Near‐Infrared Circularly Polarized Luminescence through Intramolecular Excimer Formation of Oligo( p ‐phenyleneethynylene)‐Based Double Helicates

Carbon‐based double helicates consisting of two anthracene‐containing oligo( p ‐phenyleneethynylene) units and two flexible chiral 1,1′‐binaphthyl units or two rigid chiral 9,9′‐spirobifluorene units were developed. The curved oligo( p ‐phenyleneethynylene) fragments in the double helicates were successfully constructed by tin‐mediated reductive aromatization. Helical oligo( p ‐phenyleneethynylene) double strands fixed by two rigid spirobifluorene units showed little structural change under photoirradiation, thereby emitting circularly polarized luminescence (CPL) in the visible region with a high quantum yield ( Φ PL =0.93).

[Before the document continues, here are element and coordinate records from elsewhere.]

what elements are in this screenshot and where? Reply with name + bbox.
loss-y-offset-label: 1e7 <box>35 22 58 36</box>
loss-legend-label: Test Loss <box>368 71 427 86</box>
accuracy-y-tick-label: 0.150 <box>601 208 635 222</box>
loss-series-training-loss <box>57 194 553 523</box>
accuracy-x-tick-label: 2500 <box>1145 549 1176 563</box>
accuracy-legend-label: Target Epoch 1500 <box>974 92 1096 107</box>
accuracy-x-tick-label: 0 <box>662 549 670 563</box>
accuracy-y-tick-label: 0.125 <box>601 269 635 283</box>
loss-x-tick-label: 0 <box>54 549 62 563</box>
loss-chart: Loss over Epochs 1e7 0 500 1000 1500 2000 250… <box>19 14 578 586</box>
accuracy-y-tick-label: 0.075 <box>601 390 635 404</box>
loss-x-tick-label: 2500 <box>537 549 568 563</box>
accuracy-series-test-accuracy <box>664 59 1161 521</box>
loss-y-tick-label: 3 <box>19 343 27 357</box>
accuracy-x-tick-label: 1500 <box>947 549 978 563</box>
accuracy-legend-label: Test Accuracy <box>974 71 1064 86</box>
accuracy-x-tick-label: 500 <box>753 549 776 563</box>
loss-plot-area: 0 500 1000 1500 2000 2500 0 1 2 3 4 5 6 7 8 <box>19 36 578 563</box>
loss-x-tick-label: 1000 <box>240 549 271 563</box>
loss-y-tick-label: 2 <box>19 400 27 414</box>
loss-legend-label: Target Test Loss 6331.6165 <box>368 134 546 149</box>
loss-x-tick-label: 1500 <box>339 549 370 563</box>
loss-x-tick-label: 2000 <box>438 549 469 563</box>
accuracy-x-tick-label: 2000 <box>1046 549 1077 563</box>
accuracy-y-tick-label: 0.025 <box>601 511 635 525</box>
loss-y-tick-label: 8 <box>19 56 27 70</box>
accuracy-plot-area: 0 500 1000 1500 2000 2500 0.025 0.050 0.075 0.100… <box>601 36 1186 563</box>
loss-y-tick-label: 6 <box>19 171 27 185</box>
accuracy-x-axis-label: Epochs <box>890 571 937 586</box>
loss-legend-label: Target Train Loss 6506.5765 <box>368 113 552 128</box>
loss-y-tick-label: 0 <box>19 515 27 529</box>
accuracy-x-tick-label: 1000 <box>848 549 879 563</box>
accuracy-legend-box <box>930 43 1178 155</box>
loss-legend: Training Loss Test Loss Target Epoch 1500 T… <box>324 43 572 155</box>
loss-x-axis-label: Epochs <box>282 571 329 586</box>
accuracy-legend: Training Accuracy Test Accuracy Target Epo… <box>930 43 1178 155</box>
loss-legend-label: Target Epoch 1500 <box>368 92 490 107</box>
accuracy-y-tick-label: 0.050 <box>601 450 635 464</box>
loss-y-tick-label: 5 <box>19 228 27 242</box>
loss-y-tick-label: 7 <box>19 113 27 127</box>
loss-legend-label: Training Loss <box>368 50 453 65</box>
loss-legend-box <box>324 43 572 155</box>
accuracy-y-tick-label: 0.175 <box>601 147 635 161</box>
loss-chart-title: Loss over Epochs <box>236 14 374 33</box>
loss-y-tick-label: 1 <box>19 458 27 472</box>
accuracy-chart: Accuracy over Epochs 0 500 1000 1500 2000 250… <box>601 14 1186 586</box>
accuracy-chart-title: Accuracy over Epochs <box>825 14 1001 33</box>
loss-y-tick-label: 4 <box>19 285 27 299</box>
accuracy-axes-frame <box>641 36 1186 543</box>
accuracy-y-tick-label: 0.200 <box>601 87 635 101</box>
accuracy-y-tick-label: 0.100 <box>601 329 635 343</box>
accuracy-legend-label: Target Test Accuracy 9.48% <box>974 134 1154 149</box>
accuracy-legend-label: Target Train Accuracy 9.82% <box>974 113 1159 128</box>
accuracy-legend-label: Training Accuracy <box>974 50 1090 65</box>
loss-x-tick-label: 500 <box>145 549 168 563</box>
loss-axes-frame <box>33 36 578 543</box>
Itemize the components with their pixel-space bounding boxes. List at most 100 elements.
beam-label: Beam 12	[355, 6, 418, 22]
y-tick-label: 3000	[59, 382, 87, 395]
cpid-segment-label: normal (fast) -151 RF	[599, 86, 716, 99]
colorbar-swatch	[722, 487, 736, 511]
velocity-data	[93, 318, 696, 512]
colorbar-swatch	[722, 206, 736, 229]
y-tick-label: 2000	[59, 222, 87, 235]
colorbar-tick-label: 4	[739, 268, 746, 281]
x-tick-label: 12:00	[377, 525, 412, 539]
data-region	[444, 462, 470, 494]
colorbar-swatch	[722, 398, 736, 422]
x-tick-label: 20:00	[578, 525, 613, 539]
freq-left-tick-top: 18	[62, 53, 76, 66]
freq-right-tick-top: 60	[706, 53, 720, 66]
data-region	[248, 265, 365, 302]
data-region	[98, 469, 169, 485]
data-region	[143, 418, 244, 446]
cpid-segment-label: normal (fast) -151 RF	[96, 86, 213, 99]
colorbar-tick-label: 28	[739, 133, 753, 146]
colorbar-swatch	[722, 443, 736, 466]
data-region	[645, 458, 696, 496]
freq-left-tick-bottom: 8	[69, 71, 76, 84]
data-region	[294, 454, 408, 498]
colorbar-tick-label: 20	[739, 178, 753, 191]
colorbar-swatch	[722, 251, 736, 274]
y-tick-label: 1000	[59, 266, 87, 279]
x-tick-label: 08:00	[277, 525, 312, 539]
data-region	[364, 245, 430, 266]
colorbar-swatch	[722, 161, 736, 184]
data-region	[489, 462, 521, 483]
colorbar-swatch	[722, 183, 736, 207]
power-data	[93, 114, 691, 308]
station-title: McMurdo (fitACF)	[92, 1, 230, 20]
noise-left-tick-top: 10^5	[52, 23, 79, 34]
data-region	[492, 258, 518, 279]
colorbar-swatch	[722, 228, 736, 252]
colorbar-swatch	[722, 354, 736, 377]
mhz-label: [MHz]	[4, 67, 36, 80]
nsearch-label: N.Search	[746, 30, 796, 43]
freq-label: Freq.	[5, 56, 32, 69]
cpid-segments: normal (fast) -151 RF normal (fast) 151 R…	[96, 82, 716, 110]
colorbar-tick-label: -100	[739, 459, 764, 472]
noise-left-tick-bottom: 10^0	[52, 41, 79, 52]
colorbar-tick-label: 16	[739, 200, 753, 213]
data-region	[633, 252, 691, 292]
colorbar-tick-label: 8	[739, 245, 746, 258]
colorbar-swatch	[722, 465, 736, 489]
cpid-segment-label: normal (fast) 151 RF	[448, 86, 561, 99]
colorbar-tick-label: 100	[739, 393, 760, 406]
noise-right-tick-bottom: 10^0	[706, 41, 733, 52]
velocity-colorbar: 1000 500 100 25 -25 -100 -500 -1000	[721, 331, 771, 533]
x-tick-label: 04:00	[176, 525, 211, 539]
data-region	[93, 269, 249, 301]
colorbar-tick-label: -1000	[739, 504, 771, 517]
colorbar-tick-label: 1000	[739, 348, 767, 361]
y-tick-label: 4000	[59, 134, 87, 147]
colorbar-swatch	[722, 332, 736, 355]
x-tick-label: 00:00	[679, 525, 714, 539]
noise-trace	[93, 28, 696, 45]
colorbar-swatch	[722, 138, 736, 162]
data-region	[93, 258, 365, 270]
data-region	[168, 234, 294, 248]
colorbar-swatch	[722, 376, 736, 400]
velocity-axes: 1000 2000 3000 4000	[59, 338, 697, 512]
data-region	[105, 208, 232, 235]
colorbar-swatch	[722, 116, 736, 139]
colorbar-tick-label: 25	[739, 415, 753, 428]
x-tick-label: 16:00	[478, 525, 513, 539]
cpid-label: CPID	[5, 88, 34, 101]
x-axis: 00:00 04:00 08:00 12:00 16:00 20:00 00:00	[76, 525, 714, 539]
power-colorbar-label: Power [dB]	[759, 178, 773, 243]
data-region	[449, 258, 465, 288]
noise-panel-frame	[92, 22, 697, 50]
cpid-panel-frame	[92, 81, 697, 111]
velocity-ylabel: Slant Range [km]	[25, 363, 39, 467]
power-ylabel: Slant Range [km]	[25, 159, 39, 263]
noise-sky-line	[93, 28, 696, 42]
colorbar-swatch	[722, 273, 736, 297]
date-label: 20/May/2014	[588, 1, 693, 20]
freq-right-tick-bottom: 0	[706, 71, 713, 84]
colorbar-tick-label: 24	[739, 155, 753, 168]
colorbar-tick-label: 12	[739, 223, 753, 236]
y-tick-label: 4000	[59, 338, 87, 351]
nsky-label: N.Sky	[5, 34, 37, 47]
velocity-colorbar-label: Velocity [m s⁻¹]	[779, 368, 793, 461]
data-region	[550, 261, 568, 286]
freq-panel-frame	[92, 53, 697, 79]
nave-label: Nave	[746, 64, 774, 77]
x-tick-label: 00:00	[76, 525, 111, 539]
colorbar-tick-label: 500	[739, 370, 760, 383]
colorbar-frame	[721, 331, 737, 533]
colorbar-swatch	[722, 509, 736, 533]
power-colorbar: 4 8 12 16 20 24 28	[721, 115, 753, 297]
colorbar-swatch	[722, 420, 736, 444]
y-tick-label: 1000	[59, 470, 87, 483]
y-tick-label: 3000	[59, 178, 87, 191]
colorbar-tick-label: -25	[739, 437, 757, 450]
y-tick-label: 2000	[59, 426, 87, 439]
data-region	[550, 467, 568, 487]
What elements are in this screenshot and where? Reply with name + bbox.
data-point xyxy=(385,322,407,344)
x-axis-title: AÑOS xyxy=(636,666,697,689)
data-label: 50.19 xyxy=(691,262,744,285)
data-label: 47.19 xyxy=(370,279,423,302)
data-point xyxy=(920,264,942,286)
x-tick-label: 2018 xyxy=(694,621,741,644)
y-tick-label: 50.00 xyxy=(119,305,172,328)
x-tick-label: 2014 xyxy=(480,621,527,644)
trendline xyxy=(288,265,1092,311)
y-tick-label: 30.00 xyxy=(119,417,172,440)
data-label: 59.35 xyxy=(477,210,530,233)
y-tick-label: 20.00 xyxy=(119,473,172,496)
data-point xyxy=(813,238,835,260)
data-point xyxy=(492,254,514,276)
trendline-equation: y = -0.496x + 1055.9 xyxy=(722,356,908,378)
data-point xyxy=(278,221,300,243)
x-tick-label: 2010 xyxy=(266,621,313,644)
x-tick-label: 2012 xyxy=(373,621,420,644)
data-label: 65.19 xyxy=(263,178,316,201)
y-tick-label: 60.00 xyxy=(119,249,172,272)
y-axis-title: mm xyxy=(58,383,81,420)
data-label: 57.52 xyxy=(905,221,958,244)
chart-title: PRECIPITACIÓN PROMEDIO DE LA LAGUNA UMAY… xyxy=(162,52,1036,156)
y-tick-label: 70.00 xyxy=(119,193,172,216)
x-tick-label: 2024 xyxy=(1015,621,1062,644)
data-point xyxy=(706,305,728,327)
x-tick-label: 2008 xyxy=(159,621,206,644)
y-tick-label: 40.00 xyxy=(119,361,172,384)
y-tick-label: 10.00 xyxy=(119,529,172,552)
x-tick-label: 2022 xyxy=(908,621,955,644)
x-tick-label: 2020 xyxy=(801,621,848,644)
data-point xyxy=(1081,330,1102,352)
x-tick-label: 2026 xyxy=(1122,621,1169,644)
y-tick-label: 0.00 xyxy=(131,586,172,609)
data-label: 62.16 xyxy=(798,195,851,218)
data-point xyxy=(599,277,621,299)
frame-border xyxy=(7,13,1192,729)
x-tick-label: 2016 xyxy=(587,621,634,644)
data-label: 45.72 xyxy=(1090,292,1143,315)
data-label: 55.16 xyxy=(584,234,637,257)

In contrast, flexible binaphthyl units induced dynamic structural change of the oligo( p ‐phenyleneethynylene) luminophores under photoirradiation, leading to strong CPL (| g lum |=1.1×10 −2 ) in the near‐infrared (NIR) region. UV/Vis, circular dichroism (CD), CPL and NMR spectroscopic analyses of the binaphthyl‐hinged double helicate suggested excimer formation between two π‐conjugated strands in the excited state. Theoretical calculations highlight the importance of the tightly interlocked excimer structure of the carbon‐based double helicate in controlling the angle between the electric and magnetic transition dipole moments for strong NIR CPL generation.